Something other than enchantment dwelled beneath those lush grasses; something that made the tips of our ears go cold. Our senses, exquisitely tuned, could catch unearthly signals as easily as spiderwebs catch floating down, so it took very little effort for us to hear the Hougoumont meadow whispering in its sleep. Try as we might, we younger members of the colony couldn’t read those signals properly—not as Old Lavender could—though the whispering often kept us awake . . . that, and the insistent, rhythmic tapping of a beech branch against the south wall.
“Don’t forget,” Grandmother cautioned. “Two hundred years ago, the meadow was hardly untried.” (She was generally considered to be an expert on Waterloo.) “It was a soaked, bloody sponge, and nobody’s fantasy. It wasn’t even a meadow back then, you know. It was a French garden: orange trees, roses, geraniums—everything was in full flower during the battle. Corpses were piled six high, over there, against the wall.” Out of politeness, we tried not to stare where she was indicating, though of course we threw avid glances that way.
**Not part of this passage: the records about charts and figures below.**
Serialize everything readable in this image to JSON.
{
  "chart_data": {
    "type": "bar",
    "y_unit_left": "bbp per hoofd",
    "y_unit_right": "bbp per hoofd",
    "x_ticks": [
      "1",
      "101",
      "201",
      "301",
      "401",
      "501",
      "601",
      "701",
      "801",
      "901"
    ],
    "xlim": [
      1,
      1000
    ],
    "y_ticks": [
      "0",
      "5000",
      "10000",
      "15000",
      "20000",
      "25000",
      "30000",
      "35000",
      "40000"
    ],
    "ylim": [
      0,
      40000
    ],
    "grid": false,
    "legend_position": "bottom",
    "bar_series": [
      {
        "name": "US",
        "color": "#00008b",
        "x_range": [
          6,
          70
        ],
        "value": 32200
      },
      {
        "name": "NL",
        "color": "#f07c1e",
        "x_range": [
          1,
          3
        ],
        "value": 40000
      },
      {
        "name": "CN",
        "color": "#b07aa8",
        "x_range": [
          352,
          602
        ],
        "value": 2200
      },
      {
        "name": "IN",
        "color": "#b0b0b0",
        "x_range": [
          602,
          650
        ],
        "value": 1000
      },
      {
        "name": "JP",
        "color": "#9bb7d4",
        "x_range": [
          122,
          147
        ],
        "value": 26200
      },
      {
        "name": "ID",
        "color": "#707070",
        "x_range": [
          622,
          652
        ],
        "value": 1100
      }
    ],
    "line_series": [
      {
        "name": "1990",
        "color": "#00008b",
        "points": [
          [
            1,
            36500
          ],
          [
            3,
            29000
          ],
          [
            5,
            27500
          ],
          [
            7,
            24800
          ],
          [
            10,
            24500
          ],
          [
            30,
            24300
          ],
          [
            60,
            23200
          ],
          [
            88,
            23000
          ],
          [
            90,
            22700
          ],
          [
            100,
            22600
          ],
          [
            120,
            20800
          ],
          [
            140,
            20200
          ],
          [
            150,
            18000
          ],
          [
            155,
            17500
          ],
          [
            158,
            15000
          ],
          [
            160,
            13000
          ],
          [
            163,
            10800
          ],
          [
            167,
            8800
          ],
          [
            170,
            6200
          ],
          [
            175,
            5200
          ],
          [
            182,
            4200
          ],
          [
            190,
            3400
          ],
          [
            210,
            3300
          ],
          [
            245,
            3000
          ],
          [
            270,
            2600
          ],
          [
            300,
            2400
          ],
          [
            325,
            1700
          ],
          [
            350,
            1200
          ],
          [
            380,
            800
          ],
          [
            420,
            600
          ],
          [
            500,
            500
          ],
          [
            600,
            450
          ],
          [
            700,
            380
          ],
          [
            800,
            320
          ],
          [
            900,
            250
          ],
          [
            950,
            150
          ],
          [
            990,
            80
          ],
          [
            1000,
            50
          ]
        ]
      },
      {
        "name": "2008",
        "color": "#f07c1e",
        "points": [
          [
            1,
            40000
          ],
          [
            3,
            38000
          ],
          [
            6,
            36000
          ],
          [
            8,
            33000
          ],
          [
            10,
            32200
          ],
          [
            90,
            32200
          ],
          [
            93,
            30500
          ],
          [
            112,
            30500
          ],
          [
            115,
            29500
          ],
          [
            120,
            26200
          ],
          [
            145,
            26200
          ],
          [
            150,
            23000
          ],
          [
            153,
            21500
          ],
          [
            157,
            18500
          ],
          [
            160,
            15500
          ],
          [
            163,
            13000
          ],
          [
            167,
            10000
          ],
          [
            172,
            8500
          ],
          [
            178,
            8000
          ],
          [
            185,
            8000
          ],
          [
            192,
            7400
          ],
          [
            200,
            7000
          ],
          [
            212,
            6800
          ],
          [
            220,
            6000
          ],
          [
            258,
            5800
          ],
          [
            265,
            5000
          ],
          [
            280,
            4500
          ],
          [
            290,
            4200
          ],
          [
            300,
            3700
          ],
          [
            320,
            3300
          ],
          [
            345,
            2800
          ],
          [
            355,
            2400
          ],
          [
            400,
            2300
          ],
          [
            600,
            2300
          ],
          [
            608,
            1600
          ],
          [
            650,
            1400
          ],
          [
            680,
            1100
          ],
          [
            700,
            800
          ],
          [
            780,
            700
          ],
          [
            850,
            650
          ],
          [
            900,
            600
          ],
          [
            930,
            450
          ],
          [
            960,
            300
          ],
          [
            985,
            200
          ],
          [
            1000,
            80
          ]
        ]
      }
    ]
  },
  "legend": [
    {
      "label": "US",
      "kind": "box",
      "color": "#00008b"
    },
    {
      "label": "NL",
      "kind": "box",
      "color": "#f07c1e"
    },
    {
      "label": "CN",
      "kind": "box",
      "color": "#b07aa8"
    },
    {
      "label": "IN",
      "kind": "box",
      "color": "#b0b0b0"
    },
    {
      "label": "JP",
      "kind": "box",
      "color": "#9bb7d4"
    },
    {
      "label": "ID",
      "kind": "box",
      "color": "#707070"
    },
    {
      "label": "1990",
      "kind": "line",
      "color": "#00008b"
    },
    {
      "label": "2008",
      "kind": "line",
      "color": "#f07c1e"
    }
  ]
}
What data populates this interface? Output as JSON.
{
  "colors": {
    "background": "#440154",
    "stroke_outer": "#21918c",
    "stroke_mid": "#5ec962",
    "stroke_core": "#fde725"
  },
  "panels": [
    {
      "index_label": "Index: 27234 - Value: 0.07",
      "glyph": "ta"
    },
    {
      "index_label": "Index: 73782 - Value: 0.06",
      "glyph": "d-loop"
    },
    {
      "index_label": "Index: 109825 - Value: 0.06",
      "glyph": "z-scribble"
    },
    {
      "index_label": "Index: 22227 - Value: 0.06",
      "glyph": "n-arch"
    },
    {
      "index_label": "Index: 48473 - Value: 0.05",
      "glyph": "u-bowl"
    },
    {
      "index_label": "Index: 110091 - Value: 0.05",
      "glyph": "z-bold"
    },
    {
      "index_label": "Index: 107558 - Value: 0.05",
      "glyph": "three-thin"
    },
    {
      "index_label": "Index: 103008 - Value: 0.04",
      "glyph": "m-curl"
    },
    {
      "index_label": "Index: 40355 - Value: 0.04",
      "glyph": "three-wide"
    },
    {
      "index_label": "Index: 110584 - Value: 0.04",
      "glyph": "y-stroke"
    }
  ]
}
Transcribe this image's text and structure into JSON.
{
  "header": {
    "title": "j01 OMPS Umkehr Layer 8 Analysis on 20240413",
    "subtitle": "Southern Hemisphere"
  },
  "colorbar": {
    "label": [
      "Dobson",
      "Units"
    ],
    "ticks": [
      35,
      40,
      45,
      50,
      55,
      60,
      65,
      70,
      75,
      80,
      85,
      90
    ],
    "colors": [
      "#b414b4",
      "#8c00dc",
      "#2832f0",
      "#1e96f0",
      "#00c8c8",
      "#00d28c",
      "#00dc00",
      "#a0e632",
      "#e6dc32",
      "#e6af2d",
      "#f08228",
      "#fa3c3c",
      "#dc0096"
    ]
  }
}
As you can imagine, Old Lavender’s comments cast a shadow over our Elysium. But it’s a curious thing about shadows: They’re not what you remember about a beloved place . . . about home. You remember the sweet smell of woodland decay; the tilled earth on the wind; the blackbirds’ cantata in the valley. You don’t remember stains. At least, you push them into a dark corner and rarely visit them there.
It was clear that Hougoumont was coming to a sad, lingering end. It had reached a crossroads of sorts even before I’d left, its future as uncertain as our own. I’m not even sure how much longer the others in the colony stayed on after I was gone. One more crisp, silent winter, perhaps? A final, aromatic spring? The farmer might even have passed away by now, and the place gone to ruin. I can barely contemplate what the fate of my family would have been then, with the main gates locked and Emmanuel, even if he’d remembered, not being able to get in. (The French had had enough trouble, if you recall.) I can only hope that the blackbirds organized some kind of requiem.
I am no longer young. I’ll be eleven in
a few months, which not only requires math well beyond my skills to calculate in human years, but also obliges me to press on with my storytelling. Those of you who are already experiencing the adventure of aging may have discovered that this part of the journey does not only entail unexpected dips and fissures in the road, aches in the limbs, problems reaching those hard-to-clean areas (Old Lavender gave them up early on) and so forth. No, there’s much more to it, as it turns out. One great plus is the subtle tuning that takes place, as if Moon—or whatever you prefer to call the tuner—were drawing gently tighter a hitherto merrily quivering string, with the perceptible and rather heady effect of purer tone and sweeter echo. (Other interesting effects, presumably, are to follow.) At the same time, one feels a certain lifting of the spirit and breadth of vision, as if—in my case, anyway—one were looking down at farm and family from the summit of the Lion’s Mound. It’s not surprising, therefore, that I can still picture fairly well the dramatis personae of my youth.
Jonas, a distant cousin, was a rash, handsome buck infamous for his preening, scheming and disreputable tail-chasing. When she was angry with him, Old Lavender called him Marshal Ney after Napoleon’s hotheaded commander. It was meant as an insult. But what Grandmother didn’t realize was that Jonas had actually been listening on the day she’d given the lecture on Ney, and the heroic bits had sunk in. She respected accuracy even more than she disliked Ney, so she had to give the Marshal his due. For example, she couldn’t omit the fact that he’d been nicknamed “the bravest of the brave” for his cavalry charges, foolhardy though they’d been; or that five horses had been shot from under him and even that hadn’t stopped him. Jonas was rather pleased, therefore, with Grandmother’s insult.
Boomerang, a slightly crazed uncle, had the obscure habit of throwing himself sideways against the barrier, bouncing off at ever-more-interesting angles. The gentle addling of the brain that resulted was part of his charm.